Quant au troisième argument, il veut bien dire que « la politique économique courante » ne
s’intéresse qu’aux activités dites « socialement organisées », en fait aux activités marchandes et
monétaires. Comme si la production de services domestiques ne relevait pas d’une certaine forme
de production organisée de bien-être, dont l’importance dépend des politiques familiales et de garde
d’enfants, des politiques fiscales, des politiques d’égalité professionnelle des hommes et des
femmes, etc.
Quel que soit l’argument invoqué, c’est parce que ces activités sont socialement dévalorisées en
raison de leur caractère « féminin » qu’elles ne sont pas valorisées monétairement dans le PIB, alors
que les activités « masculines » de production domestique de biens le sont.
Je ne veux pas dire qu’il faudrait que le PIB (ou un PIB bis) compte toutes les activités non
marchandes, c’est une autre question sur laquelle je reviendrai (voir ce qu’en dit Annie Fouquet
dans « Masculin-Féminin », PUF, 2001).

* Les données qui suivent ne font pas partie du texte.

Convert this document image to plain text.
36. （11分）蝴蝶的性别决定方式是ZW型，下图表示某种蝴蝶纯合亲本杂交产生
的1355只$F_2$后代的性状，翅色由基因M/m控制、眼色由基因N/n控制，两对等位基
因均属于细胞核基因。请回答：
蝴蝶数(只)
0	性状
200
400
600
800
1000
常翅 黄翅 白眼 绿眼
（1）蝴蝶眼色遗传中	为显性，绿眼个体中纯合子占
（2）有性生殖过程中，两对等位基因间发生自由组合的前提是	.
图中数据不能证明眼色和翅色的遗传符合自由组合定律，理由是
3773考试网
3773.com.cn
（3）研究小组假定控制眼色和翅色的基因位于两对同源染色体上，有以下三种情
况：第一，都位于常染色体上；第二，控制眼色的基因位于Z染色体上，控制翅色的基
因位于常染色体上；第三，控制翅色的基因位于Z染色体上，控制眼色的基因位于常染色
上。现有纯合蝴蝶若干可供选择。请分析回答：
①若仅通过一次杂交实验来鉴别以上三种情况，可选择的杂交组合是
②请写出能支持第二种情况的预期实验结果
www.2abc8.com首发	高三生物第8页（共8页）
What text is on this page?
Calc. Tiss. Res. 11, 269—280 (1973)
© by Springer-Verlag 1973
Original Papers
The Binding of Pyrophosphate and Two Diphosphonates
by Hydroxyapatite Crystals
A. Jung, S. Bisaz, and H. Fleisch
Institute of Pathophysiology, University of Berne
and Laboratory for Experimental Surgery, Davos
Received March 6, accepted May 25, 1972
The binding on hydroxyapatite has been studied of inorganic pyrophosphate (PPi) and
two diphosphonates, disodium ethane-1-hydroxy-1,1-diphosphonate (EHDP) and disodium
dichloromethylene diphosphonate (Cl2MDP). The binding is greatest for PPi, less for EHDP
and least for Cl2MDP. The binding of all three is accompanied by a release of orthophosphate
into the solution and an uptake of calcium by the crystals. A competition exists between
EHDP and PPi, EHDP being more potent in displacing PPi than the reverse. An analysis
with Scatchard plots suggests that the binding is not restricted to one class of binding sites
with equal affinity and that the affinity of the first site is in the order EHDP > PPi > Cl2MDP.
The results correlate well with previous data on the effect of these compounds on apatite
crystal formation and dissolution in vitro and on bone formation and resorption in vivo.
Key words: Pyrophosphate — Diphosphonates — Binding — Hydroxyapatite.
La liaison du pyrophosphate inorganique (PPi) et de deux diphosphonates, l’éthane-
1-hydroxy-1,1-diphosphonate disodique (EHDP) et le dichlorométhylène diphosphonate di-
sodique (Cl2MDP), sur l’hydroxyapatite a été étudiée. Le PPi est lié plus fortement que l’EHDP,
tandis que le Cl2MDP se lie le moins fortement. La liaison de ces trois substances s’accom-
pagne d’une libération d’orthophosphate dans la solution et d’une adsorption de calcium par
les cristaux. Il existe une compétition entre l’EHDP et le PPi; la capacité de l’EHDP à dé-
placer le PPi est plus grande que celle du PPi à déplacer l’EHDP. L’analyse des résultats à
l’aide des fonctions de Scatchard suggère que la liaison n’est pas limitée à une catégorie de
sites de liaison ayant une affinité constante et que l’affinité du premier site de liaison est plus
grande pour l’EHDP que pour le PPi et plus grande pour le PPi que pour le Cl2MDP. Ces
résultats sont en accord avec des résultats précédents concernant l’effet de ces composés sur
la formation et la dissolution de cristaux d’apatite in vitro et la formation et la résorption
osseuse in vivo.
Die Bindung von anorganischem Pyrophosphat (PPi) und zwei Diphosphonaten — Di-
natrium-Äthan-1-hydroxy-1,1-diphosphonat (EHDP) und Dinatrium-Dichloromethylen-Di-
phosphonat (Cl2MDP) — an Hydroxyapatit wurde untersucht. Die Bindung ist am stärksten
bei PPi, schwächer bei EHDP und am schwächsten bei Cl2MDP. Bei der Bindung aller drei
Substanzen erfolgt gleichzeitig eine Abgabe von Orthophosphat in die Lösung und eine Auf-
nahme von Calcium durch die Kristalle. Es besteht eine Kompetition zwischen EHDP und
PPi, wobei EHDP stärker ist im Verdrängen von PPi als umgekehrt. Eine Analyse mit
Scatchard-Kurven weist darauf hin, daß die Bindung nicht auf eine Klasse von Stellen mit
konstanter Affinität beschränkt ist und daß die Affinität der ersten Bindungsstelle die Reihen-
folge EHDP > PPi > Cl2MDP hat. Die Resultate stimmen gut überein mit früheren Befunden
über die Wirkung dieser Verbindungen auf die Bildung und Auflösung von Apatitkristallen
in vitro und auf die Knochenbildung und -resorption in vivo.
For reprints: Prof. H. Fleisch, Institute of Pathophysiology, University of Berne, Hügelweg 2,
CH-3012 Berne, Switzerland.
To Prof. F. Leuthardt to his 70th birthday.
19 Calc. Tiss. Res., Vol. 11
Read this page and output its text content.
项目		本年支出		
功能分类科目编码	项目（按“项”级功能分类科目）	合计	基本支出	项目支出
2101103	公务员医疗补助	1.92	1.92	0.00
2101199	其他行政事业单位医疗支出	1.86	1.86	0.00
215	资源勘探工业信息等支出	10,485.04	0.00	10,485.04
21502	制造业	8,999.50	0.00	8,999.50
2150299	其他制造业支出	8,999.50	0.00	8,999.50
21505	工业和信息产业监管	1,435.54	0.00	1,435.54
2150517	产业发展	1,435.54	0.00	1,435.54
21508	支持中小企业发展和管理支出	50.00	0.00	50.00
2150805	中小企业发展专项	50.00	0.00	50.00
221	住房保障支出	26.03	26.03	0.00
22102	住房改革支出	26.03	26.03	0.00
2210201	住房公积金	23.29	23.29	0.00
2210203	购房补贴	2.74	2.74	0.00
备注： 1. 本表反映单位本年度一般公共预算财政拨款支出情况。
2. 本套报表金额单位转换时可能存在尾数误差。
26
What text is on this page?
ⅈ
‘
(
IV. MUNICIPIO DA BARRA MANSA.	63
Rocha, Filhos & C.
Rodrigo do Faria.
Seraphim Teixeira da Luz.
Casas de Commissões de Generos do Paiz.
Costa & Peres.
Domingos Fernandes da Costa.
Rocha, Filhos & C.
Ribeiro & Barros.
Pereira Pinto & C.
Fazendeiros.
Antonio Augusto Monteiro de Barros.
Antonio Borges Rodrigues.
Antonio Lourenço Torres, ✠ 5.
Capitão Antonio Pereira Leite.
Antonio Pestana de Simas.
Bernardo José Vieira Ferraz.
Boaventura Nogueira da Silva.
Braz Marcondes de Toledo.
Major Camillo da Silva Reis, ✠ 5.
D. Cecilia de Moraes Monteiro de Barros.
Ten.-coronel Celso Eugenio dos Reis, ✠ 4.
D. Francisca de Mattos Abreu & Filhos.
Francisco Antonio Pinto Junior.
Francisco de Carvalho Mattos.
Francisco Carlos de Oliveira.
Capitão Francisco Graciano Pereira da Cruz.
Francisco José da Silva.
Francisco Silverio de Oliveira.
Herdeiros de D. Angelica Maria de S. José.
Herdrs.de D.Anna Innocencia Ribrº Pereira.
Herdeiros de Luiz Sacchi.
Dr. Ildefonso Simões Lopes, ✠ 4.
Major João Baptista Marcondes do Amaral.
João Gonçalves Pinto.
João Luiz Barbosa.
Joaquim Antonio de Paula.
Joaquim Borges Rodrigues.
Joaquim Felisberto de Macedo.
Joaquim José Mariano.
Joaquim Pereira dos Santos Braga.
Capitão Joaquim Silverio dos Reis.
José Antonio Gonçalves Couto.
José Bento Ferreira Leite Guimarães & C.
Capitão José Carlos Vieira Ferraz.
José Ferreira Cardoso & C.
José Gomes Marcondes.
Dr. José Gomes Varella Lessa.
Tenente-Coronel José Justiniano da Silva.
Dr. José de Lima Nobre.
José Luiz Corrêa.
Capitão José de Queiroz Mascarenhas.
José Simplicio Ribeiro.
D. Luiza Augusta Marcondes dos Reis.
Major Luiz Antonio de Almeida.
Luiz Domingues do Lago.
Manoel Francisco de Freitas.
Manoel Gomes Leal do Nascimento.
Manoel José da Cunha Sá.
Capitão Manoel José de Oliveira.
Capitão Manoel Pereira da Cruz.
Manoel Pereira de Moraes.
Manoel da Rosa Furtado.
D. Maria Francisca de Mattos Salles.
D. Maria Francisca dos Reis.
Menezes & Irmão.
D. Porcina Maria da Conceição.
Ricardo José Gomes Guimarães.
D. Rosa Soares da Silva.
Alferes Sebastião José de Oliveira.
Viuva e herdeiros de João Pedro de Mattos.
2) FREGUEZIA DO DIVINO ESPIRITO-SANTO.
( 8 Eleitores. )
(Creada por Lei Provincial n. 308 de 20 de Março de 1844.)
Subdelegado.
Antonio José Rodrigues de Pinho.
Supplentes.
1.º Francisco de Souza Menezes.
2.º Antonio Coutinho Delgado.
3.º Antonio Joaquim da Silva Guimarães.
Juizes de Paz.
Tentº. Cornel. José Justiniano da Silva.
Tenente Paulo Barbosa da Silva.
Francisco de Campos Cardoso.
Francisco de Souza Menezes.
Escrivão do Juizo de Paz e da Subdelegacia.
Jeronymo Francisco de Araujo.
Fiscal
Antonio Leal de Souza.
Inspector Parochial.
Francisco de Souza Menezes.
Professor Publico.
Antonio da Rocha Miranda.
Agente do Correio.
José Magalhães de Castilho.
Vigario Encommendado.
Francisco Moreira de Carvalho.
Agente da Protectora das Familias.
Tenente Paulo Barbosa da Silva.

Mais j’affirme qu’en matière de travail domestique, s’il
intègre une partie des travaux principalement masculins et pas du tout les travaux massivement
féminins, c’est une pure discrimination maquillée. La seule explication se trouve dans des
représentations sexuées de l’économie et de ce qui compte vraiment (pour les hommes qui la
dirigent). Le PIB (et donc la croissance) est un truc de mecs.